From Transition from College to Bands
As befits “The Lost Year”, I don’t remember how I ended up at Medway Forest. Probably I was picked up on Alpine Road by Jim Poston while I was hitchhiking to the Anonymous Artists.
In 1966 I was 22 years old. Chuck and Danny, who seemed slightly younger, also lived in this little compound in the woods off Alpine Road. Danny Wai had been a bass player in a band in San Diego. Somehow after I lived there a while Warren Phillips tracked me down and communicated (I don’t remember how) that he wanted me to be the drummer in his new band in San Francisco. He said he didn’t have a bass player so I told him about Danny, Warren said bring him along, we’ll see if it works out. Next stop was San Francisco and the formation of Mount Rushmore. The transition from college to bands was almost complete.
Here’s what I wrote about Medway Forest in 1976 in the Altered States of Consciousness section of my Antioch Portfolio. It was notated there as trips 10, 11, and 12.
10. Medway Forest – La Honda (1965)
P/R: Down the road from the Anonymous Artists was another commune called the Medway Forest. The renter of this property, Jim Poston, had been taking LSD and experiencing very primitive states. He had changed his name to Jwab. I spent a trip out in the woods with him and his wife and son. At that time I was reading Meher Baba and I can remember at one point hugging a tree and crying to be heard by Baba. At another point I was lying on my back looking up through the trees and listening to a stereo Jwab had imported into the woods.
S/K: I began to explore the communal aspects of stoned consciousness, sitting all day with a family in the woods, exploring each other’s fantasies.
11. Medway Beach Outing (1966)
P/R: Some of us who were living at Medway took some LSD and went to the beach. The day consisted of looking in awe at the patterns in the rocks and trying to negotiate our way to and from the beach. We laughed a lot.
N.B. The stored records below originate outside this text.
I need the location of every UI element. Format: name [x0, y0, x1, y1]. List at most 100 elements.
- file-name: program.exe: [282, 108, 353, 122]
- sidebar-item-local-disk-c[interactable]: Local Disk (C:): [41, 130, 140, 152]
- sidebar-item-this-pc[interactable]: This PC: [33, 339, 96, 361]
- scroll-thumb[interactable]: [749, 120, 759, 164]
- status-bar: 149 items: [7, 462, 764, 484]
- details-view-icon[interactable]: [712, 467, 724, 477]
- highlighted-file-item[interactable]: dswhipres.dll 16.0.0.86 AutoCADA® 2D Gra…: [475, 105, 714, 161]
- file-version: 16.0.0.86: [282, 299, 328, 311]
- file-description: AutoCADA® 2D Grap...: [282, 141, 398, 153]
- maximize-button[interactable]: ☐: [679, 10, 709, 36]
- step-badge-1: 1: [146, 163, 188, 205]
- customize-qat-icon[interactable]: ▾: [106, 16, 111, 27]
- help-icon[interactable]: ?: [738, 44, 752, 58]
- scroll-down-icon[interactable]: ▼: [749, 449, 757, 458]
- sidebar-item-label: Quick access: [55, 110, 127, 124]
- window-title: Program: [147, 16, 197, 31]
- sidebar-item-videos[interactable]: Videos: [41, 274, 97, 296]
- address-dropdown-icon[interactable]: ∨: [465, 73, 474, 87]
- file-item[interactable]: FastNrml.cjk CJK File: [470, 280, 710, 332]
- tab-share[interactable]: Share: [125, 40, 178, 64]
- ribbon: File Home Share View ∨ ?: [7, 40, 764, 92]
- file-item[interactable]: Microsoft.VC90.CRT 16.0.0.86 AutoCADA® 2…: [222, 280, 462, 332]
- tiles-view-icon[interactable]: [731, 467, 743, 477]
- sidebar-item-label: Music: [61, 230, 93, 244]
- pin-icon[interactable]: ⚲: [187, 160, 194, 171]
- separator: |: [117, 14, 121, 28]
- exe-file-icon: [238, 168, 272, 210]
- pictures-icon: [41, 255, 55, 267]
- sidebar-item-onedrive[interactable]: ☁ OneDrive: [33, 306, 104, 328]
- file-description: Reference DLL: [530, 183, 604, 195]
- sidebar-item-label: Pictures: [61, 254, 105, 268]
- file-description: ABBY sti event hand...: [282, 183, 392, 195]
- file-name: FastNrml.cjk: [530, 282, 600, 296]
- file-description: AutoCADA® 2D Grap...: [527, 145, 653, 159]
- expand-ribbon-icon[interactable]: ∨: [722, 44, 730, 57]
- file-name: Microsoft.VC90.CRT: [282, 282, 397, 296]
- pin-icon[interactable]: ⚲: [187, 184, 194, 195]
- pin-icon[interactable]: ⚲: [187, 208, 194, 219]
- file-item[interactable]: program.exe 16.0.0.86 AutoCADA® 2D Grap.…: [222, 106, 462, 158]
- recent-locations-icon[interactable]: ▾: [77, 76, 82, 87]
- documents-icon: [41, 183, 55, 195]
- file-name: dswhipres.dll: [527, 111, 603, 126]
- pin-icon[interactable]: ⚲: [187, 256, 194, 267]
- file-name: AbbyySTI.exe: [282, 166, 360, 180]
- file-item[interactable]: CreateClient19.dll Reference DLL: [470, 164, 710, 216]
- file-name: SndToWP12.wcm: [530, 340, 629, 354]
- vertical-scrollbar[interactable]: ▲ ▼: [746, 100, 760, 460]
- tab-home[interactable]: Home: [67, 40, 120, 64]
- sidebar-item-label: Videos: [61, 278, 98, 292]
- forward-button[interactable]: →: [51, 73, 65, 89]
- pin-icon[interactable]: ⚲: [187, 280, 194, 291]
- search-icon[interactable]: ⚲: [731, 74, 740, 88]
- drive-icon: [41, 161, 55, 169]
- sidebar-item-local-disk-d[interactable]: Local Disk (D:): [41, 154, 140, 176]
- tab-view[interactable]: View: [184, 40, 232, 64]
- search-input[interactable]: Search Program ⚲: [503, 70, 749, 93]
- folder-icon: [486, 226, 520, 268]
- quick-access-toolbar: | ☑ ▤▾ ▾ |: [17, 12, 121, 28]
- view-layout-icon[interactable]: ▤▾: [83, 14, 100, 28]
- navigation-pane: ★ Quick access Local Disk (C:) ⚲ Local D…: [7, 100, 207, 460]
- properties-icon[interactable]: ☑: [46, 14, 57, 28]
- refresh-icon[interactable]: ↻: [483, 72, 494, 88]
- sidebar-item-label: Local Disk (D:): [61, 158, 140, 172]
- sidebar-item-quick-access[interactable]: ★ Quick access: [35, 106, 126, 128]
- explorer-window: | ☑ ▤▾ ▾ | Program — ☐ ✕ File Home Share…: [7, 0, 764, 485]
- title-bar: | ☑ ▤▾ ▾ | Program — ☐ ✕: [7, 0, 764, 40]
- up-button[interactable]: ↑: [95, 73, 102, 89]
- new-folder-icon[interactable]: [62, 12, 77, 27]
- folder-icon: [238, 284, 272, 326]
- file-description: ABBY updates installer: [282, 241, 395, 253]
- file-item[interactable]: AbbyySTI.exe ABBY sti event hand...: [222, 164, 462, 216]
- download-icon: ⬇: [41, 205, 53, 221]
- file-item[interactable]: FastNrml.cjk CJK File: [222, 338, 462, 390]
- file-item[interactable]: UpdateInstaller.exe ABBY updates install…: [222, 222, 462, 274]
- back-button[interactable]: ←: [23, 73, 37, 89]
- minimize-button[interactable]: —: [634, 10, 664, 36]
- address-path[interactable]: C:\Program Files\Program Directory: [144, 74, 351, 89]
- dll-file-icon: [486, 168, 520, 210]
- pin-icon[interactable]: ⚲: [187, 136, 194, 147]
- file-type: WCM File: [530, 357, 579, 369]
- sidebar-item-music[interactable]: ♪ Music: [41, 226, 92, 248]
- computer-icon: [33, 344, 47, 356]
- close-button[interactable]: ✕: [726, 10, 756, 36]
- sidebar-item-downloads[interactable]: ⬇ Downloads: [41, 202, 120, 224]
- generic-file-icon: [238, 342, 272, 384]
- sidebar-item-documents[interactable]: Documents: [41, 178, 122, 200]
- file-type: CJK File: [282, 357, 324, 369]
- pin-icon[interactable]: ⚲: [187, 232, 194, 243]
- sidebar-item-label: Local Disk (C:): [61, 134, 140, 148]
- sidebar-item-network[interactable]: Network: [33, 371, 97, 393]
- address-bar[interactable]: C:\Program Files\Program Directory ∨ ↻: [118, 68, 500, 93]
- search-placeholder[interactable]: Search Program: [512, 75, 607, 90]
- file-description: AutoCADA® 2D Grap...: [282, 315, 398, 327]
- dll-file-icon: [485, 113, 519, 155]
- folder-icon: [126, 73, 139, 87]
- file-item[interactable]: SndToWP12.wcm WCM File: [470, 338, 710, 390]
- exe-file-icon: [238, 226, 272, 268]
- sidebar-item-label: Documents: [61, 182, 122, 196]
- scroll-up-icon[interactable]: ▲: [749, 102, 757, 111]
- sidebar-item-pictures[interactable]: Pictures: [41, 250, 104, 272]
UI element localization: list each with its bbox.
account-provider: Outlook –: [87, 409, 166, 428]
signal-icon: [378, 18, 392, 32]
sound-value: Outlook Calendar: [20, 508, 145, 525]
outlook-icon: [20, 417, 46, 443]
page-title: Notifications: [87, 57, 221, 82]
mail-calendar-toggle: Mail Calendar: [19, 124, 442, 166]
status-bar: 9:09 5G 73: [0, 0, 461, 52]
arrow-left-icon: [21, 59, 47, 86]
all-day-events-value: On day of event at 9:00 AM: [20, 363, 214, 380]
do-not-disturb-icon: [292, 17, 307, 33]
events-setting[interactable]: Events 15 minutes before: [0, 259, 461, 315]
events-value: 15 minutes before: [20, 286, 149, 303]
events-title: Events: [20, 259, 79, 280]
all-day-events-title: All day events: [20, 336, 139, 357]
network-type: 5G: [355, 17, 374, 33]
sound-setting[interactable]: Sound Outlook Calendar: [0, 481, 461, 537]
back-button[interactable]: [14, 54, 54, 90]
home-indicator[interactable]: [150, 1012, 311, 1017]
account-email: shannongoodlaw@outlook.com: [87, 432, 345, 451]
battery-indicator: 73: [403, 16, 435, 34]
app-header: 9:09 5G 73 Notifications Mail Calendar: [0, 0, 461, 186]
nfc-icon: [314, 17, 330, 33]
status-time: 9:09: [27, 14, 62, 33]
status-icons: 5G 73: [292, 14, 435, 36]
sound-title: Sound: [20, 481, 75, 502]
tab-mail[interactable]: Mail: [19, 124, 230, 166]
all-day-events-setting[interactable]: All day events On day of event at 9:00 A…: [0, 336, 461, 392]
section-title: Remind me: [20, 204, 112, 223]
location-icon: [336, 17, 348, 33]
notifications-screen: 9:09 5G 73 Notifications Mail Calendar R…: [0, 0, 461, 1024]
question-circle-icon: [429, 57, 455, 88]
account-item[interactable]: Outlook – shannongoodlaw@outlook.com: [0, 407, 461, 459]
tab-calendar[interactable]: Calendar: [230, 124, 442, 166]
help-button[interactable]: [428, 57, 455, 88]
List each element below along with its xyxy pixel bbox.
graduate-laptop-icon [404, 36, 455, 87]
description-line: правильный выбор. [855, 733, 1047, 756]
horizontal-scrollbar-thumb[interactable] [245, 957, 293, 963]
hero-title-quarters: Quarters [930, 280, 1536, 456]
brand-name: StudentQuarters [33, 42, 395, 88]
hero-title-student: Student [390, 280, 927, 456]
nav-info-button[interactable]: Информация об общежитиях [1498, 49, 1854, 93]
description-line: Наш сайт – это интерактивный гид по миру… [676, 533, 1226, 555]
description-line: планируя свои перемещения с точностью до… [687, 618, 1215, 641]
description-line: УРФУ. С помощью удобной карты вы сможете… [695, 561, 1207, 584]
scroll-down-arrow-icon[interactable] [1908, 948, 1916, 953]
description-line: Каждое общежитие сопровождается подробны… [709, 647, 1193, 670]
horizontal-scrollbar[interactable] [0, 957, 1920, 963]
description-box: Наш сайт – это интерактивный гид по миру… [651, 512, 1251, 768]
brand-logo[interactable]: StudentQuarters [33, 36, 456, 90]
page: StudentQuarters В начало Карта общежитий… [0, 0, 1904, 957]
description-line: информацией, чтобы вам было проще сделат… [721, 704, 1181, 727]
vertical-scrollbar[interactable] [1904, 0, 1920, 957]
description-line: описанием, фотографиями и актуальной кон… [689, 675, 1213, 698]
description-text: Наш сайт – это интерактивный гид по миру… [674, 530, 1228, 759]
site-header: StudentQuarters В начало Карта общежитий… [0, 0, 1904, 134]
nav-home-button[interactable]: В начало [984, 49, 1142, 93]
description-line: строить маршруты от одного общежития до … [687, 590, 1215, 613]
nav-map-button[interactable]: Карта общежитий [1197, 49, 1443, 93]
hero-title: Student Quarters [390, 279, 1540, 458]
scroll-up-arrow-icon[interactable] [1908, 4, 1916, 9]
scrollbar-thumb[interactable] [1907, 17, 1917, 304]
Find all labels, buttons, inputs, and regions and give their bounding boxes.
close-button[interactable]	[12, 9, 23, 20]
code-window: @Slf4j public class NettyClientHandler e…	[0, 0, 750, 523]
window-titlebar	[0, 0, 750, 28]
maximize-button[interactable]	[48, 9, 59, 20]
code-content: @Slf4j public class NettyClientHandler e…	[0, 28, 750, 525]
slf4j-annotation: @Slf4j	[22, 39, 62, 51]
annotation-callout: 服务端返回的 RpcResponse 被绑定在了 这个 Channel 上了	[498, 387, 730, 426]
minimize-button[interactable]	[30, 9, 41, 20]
S/K: I began to experience the sense of travelling communally while stoned. The given was the sense of awe and wonder at everything presented. The learning was that we could navigate almost as well as in normal consciousness, or at least well enough to get ourselves to the beach and back.
12. Medway DMT day (1966)
P/R: One afternoon at Medway, Pat and Donna, who had a separate little cottage, invited me in to have some DMT with them. They had a round table hanging from the ceiling. We all sat around the table, took a puff of DMT, and spun the table slowly. Whatever item on the table ended up at your position became your whole universe for about ten or fifteen minutes. I remember spending that time with a page from the Bible, although I can’t remember the passage. Later than evening I borrowed their copy of Tim Leary’s record, “Turn On, Tune In, Drop Out,” and listened to it.
S/K: I learned from Leary’s record that there was a more or less coherent social theory that went along with what we were doing.
Trip 13 must also have happened when I was living at Medway. I was only involved with the Manbeavil Sneak Music Band for a short while. During that time we went to the Avalon Ballroom to see the Steve Miller Blues Band. Miller didn’t form his band until October 1966, and first played the Avalon in December 1966 and January 1967. Since I went directly to Mount Rushmore from Medway Forest, and Mount Rushmore started in March 1967, I think I was hitchhiking to Santa Cruz to visit the MSMB while living at Medway.
13. Hitchhiking: Palo Alto to Santa Cruz (1966)
P/R: I was still wanting to do something creative with all this energy and hitchhiked down to Santa Cruz to see some friends who had a blues band and were looking for a drummer. The experience of being on the road alone was pretty scary. I was lucky that the officer who stopped me at the off-ramp in Santa Cruz didn’t hassle me any more about the blue work shirt I was wearing and which make him think I had escaped from an honor farm or something. I remember walking down the road writing angry comments about the people who wouldn’t give me a ride on the back page of my copy of Perls’s “Ego, Hunger, and Aggression.”
S/K: I learned that a lot of the credit for navigating while stoned went to my partners and it was very difficult for me to do it alone.